Por la sonrisa irónica del abuelo al recordar las habilidades de su hija, no sé si tomarle muy en serio. El caso es que a la tía Carmen la gustaba recordar sus estudios de canto con un profesor particular que le animaba a desplegar su chorro de voz: “¡Más alto, Carmencita, que en la casa no hay enfermos!”, a la joven la avergonzaba que la oyeran los vecinos; sin embargo, de octogenaria y riéndose de sus complejos, se empeñaba en ensayar pequeñas piezas de antaño que se desmayaban en su voz cascada nada más empezar, haciéndonos reír hasta las lágrimas. También memorizaba poemas y versos y tan bien se los aprendió que ya de anciana sacaba de vez en cuando del archivo de su memoria una poesía de Campoamor o unos versos de Gabriel y Galán y los recitaba de corrido asombrándose de su propia audacia.

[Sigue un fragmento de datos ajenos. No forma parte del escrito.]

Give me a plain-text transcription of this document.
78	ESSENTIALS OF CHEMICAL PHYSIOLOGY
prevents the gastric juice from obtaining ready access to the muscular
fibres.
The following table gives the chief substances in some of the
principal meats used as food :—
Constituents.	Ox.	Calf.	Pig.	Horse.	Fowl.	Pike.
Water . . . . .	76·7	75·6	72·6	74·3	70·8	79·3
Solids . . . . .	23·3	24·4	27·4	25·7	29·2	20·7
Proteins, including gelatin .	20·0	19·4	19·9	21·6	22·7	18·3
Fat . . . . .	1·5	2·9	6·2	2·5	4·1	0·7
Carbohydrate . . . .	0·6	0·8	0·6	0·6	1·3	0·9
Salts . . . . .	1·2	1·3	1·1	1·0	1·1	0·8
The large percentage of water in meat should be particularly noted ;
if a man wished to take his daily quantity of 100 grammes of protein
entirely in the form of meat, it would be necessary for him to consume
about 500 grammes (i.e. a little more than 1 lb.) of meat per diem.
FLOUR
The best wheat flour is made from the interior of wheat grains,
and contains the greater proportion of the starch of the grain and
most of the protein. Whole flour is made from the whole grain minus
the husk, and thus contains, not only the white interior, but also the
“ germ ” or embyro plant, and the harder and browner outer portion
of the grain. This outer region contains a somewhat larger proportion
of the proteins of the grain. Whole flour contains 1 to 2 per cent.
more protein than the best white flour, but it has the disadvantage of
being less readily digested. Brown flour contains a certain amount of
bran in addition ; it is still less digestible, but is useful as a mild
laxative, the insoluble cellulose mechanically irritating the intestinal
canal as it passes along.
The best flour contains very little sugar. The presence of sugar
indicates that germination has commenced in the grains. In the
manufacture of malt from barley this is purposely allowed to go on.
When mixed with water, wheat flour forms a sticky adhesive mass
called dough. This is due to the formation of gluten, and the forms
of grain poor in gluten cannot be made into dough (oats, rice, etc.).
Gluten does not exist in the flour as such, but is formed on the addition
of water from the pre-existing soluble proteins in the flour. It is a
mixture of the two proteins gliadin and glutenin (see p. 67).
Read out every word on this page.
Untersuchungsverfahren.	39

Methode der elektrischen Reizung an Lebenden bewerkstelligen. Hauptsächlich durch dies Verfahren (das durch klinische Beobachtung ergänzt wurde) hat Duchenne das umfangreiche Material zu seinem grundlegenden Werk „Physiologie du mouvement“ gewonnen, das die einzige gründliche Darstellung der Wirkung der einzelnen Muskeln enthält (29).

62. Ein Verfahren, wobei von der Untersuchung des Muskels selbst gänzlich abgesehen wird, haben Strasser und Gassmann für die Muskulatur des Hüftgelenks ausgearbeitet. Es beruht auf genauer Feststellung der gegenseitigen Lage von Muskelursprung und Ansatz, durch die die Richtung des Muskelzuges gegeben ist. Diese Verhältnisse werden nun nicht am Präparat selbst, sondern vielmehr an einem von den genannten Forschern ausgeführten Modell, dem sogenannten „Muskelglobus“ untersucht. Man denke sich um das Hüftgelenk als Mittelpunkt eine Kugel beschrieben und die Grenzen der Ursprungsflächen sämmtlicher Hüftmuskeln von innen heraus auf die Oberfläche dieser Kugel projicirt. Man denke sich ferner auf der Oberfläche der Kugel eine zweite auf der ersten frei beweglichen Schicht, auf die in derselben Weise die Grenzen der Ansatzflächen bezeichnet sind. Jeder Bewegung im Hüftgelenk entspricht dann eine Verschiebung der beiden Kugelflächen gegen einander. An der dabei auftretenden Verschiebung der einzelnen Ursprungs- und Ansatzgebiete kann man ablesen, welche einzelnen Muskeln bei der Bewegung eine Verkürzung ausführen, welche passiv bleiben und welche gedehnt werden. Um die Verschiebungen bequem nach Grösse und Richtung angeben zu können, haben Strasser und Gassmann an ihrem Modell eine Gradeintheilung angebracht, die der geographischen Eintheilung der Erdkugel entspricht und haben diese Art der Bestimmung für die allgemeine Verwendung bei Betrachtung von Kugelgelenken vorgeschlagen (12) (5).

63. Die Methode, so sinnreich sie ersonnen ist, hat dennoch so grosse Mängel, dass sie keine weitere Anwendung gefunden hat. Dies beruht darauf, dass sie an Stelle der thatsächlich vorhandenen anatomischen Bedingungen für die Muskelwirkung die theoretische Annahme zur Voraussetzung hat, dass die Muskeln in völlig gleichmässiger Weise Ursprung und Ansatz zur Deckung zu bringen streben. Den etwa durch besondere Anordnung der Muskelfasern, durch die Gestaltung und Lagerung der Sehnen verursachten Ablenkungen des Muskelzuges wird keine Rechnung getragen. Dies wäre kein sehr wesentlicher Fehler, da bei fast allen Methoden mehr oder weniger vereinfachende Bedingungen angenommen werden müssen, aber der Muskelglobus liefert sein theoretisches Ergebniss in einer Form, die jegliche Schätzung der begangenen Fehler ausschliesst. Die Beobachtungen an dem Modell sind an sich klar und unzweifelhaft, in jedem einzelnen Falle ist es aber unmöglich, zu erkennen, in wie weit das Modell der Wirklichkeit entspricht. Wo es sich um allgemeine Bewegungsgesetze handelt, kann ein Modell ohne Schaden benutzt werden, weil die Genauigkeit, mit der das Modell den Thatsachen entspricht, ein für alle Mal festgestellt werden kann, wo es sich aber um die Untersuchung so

Pero volvamos a la fotografía en la que Carmen rondaba los 20 años; está sentada en una silla de alto respaldo y deja caer lánguidamente su mano izquierda mientras que la derecha se la lleva al collar que cuelga de su cuello adornado de encajes. Tiene un aire romántico y sugestivo, como queriendo dejar constancia de sus sueños e ilusiones de juventud.

Mi abuelo me sigue contando:

– El que está a su lado es mi queridísimo hijo Juanito, que a la sazón tendría unos 8 años.

He ahí al queridísimo Juanito: pelo corto y algo rizado, traje de chaqueta con pantalón corto y cuello blanco de encaje, botines de cuero y medias oscuras, tiene un aire ligeramente pensativo ¿o aburrido de las exigencias del fotógrafo?

– ¿Y el chiquito, abuelo?

– Ese es Julio, el pequeñín de la casa, pues tu madre aun no había nacido.

– Pero abuelo, un niño tan grande y todavía vestido con faldones…

– Qué quieres, nieta, era la moda de la época. Busca, busca en ese Internet tuyo, fotografías antiguas de aquellos años y verás.

– Tienes razón abuelo, esas vestimentas son precisamente lo que les da sabor a fotografías como esta.

– Pero recuerda, lo importante es que la familia esté unida, y no solo en el retrato.

Resulta que mi abuelo, además de buena persona, era un hombre sabio.